Mild
The Conversation About Real Estate
548 words · 3 min read
His hand is in his jacket pocket. It has been there for four minutes. She knows because she stopped tracking the conversation about co-op boards somewhere around minute two and has been watching his pocket instead, the way the wool pulls slightly where his fingers rest around something she cannot see but can feel — low, precise, a hum that is almost polite in its restraint.
It was her idea. She knows that. She knew it Tuesday when she said it, flushed and certain over a second glass of Barolo, and she knows it now, sitting across from Marcus and his wife at a table in the West Village where the candles are the kind that drip, the wax collecting in slow ridges down the brass holders. She has been watching one candle in particular — the one nearest his elbow — because it gives her somewhere to look that is not his face, not his pocket, not the tablecloth's edge pressing against her thighs.
The tablecloth is white linen. It is cold where it rests across her knees, and she is not cold. That contrast arrived around the time the bread did and has not left. Her dress, wool crepe, holds its shape the way good fabric does — it does not shift when she shifts, does not give her anything away. She is grateful for this and furious at it in equal measure.
Marcus is saying something about square footage. His wife is nodding. Her wine glass is perfectly still in her hand because she decided, at some point she cannot locate, that the glass would be her measure of control — if the wine doesn't move, she is fine, she is present, she is a person at a dinner table and not a person whose body is conducting its own separate negotiation without her full authorization.
The wine doesn't move.
Her thighs are pressed together under the tablecloth, the fabric of her dress caught between them, and the pressure is hers — she is the one holding herself like this, which is the part that makes her jaw tighten slightly. She is doing this to herself. He is only holding a remote.
A breath goes out of her, longer than the one that came in, and she covers it by lifting the glass. Takes a sip she doesn't taste.

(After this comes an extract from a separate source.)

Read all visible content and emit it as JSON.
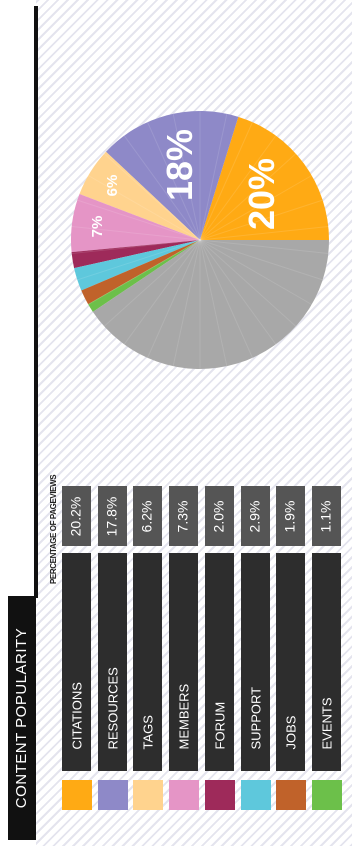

His hand shifts in his pocket. Just a shift — she sees the wool move, just the adjustment of fingers finding a better grip — and the hum changes, briefly, a quarter-step up, then settles back. The sound that came out of her almost wasn't a sound at all. She turned it into the beginning of a word, a small affirmation directed at no one, and Marcus's wife smiled at her across the table as if she had said something agreeable about Tribeca.
She had not said anything about Tribeca.
The candle near his elbow gutters once in a draft she doesn't feel, and she watches the flame recover, straighten, burn. His hand is still in his pocket. She presses her knees together and holds the wine glass level and waits for him to decide what comes next, hating that she is waiting, hating more that she already knows what she wants the answer to be.